I had a look in lost+found, and it was empty. I assume that means no data loss, and this chapter of another useful article seems to confirm the assumption.
Nevertheless, this partitions hosts my backups, so i want to be very sure:

borg check --info --verify-data /path/to/borgbackupdir
Starting repository check
Starting repository index check
Completed repository check, no problems found.
Starting archive consistency check...
Starting cryptographic data integrity verification...
Finished cryptographic data integrity verification, verified 74519 chunks with 0 integrity errors.

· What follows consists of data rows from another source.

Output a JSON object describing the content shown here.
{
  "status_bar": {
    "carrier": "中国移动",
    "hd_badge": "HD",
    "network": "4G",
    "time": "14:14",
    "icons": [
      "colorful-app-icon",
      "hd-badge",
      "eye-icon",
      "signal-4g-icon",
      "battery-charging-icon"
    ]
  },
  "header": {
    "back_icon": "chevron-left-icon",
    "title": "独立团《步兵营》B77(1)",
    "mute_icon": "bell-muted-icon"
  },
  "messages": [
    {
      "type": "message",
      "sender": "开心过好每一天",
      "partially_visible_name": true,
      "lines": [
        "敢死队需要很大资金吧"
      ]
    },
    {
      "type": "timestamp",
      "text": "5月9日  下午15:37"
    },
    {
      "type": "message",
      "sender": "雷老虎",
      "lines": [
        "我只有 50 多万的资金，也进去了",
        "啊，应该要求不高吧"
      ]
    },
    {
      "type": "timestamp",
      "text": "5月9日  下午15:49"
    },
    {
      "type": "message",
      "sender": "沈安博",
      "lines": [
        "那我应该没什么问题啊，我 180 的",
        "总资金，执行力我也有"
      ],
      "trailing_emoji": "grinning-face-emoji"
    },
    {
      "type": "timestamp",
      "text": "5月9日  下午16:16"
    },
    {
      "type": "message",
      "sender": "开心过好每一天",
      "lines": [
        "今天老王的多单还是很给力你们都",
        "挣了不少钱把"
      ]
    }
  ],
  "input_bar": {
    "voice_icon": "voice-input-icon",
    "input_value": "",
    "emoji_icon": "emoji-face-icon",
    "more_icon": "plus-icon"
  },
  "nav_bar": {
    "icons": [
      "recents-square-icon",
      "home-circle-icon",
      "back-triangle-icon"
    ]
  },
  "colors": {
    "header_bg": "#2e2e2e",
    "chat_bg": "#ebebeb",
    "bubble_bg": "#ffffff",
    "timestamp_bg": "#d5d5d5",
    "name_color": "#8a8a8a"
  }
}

Analyzing archive 201709030041 (1/9)
Analyzing archive 201709031032 (2/9)
Analyzing archive 201709031221 (3/9)
Analyzing archive 201709091605 (4/9)
Analyzing archive 201709161743 (5/9)
Analyzing archive 201709240050 (6/9)
Analyzing archive 201709301658 (7/9)
Analyzing archive 201710071610 (8/9)
Analyzing archive 201710141636 (9/9)
Archive consistency check complete, no problems found.

This is very slow, for a daily or weekly check one might want to remove --verify-data.